• ARIEGE : La maïsou de Marcel

    Calendrier 1979 

     

    Voici le calendrier de l'année 1979 : celui que distribuent chaque année les pompiers de Massat. Il a passé l'année dans la cuisine de Marcel et Yvonne, accroché au clou prévu à cet effet sur le pan de mur près de l'évier et a servi de pense-bête comme chaque année.

    Le pense-bête

     

    Au dos de la couverture on a noté par exemple, les dates auxquelles les vaches ont fait un veau ou une génisse.

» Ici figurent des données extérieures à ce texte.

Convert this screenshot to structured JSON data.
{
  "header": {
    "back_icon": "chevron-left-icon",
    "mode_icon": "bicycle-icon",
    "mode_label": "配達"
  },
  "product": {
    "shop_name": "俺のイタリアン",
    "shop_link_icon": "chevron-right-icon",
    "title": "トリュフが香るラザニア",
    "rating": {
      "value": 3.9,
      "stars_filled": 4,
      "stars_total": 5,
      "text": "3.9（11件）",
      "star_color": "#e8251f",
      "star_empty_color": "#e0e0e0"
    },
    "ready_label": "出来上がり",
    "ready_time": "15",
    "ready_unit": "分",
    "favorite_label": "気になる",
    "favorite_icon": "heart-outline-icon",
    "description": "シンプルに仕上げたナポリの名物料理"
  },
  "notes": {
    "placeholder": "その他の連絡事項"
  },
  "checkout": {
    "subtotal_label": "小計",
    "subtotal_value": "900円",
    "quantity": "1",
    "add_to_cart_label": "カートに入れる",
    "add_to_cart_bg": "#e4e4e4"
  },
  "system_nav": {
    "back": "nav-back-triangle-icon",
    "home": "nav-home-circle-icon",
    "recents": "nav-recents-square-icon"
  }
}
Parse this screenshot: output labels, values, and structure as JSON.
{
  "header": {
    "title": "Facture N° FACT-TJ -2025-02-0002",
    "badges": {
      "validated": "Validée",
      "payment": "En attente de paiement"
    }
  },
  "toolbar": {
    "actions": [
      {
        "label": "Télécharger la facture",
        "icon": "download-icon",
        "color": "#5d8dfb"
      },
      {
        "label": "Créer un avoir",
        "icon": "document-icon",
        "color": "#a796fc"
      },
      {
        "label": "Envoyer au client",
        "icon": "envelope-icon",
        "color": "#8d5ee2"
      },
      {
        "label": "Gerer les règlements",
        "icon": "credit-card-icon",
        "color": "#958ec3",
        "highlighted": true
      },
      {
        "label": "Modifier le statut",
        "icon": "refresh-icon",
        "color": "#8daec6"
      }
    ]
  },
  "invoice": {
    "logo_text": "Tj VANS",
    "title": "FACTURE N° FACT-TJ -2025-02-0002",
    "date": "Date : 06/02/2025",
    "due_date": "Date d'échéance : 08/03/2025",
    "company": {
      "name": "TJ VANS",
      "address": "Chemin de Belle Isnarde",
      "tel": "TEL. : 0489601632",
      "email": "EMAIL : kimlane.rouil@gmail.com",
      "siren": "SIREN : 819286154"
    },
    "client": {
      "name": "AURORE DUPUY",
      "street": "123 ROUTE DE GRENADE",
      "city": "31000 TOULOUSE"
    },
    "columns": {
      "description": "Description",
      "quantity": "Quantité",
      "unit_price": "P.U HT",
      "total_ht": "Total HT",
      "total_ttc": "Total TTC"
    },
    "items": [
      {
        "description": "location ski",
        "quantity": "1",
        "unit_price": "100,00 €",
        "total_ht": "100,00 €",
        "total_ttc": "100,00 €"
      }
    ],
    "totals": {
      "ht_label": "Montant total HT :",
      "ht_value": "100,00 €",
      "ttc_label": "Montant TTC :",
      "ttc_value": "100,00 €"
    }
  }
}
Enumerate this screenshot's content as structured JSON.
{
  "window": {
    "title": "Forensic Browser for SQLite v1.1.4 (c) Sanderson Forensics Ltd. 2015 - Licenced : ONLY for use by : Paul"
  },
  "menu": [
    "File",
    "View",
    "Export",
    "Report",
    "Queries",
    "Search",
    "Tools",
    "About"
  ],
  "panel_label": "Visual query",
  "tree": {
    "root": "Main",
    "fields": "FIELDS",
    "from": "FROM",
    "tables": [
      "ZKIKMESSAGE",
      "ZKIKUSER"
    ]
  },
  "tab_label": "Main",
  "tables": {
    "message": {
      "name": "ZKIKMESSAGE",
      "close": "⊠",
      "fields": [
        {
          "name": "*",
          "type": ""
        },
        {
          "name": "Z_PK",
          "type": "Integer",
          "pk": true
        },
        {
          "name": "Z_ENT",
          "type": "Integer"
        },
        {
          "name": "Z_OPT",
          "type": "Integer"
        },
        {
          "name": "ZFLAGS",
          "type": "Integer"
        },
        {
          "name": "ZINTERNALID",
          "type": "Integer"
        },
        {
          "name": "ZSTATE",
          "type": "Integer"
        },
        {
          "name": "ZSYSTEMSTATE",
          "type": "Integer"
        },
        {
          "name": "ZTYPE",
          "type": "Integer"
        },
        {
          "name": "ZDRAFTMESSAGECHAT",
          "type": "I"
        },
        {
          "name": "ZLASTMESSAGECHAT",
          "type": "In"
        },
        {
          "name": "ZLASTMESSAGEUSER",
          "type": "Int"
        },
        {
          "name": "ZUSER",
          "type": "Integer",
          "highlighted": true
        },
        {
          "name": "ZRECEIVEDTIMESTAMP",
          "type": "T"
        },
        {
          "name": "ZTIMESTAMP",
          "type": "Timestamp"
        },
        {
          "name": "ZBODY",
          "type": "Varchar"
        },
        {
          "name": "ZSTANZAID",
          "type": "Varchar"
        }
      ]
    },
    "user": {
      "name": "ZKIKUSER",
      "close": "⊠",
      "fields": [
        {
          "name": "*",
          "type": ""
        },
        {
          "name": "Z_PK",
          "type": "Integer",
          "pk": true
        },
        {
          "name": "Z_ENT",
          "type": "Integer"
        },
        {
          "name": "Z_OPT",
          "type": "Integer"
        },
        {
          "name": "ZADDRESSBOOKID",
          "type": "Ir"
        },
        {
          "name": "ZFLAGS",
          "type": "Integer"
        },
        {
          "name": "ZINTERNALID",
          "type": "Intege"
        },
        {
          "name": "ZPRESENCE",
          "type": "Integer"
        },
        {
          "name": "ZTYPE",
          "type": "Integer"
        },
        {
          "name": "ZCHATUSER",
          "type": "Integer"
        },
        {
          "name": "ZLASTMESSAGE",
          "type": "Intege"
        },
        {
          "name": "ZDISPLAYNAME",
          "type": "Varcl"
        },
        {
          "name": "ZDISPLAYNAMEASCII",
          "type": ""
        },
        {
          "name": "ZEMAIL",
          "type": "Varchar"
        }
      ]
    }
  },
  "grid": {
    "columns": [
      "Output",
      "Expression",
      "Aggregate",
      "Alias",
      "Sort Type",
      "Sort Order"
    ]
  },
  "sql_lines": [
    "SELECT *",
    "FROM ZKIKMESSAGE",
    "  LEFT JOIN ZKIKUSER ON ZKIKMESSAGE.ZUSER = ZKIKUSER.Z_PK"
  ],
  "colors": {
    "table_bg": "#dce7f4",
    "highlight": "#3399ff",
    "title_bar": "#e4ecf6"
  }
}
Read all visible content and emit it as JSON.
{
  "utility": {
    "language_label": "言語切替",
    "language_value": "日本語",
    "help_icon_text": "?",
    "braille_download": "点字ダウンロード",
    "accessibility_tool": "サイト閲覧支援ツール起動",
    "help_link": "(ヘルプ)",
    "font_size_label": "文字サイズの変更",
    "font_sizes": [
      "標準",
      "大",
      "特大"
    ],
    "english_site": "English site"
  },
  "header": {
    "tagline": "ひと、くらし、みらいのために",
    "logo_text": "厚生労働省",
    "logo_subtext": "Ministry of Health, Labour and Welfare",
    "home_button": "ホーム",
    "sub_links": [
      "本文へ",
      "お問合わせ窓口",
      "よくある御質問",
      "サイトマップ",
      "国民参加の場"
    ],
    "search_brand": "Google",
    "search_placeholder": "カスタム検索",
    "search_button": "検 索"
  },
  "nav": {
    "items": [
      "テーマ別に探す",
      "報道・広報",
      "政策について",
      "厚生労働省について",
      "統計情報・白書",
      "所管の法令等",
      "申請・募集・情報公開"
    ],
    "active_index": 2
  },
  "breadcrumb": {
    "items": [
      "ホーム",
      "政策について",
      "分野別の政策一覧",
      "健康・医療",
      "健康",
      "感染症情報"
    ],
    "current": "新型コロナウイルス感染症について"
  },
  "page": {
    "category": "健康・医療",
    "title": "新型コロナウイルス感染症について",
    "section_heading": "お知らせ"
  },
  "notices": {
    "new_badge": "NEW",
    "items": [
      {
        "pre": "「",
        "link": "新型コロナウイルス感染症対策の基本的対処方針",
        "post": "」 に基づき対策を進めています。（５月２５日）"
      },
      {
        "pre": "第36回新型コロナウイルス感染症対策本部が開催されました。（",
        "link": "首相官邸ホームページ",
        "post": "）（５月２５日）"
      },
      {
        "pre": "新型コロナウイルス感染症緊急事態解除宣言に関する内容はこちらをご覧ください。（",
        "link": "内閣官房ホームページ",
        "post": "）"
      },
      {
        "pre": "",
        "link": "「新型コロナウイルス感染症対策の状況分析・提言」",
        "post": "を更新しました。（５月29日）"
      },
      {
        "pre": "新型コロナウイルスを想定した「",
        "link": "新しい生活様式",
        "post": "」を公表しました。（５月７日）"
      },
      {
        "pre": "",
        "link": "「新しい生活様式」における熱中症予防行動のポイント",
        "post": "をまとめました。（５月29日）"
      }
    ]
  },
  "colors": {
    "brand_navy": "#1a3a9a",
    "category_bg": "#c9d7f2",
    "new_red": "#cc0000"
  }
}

    Mais ce calendrier a surtout été conservé parce qu'une date était à retenir : celle du 3 octobre.

    3 octobre

    Il s'agit d'un mercredi. A cette date est annoté : placer 1ère pierre, maison fournière.

    C'est en effet à cette date que Marcel, le père de Yolaine a placé la première pierre de la maison qu'il destinait à sa fille.

    Dèss son plus jeune âge il avait eu dans l'idée de transformer la batisse que tout le monde appelait la fournière en une maison. Jeune homme, il l'avait dit à son grand-père mais celui-ci, qui avait été maçon et qui savait ce que représentait la construction d'une maison ne l'avait pas pris au sérieux.

    La fournière

    La fournière, comme son nom l'indique abritait le vieux four qui servait à cuire le pain. On y avait adjoint un poulailler et un cochonnier. Devant la bâtisse était implanté le "cagadou", cette petite cabane en bois qui n'était autre que le petit coin qui existait dans toutes les fermes  avant que le modernisme ne l'intègre à la maison avec une chasse d'eau et la fosse septique. Dans la pratique, ce cagadou était particulièrement agréable par la vue qu'il offrait  sur le fond de la vallée lorsqu'on laissait sa porte ouverte en faisant ses besoins.

     

    En ce 3 octobre la saison des foins était pratiquement terminée. Les travaux de la journée étant achevés, Marcel se dit que c'était le moment. Il avait alors, déjà 66 ans : il fallait absolument qu'il la place cette pierre qu'il avait mis de côté près du hangar depuis un bon bout de temps. Cela ferait fermer son bec à ce médisant de voisin qui passant un jour, s'arrêta et lui fit comprendre qu'il ne le sentait pas capable de monter cette maison qu'il prévoyait près de la route menant au col du Saraillé.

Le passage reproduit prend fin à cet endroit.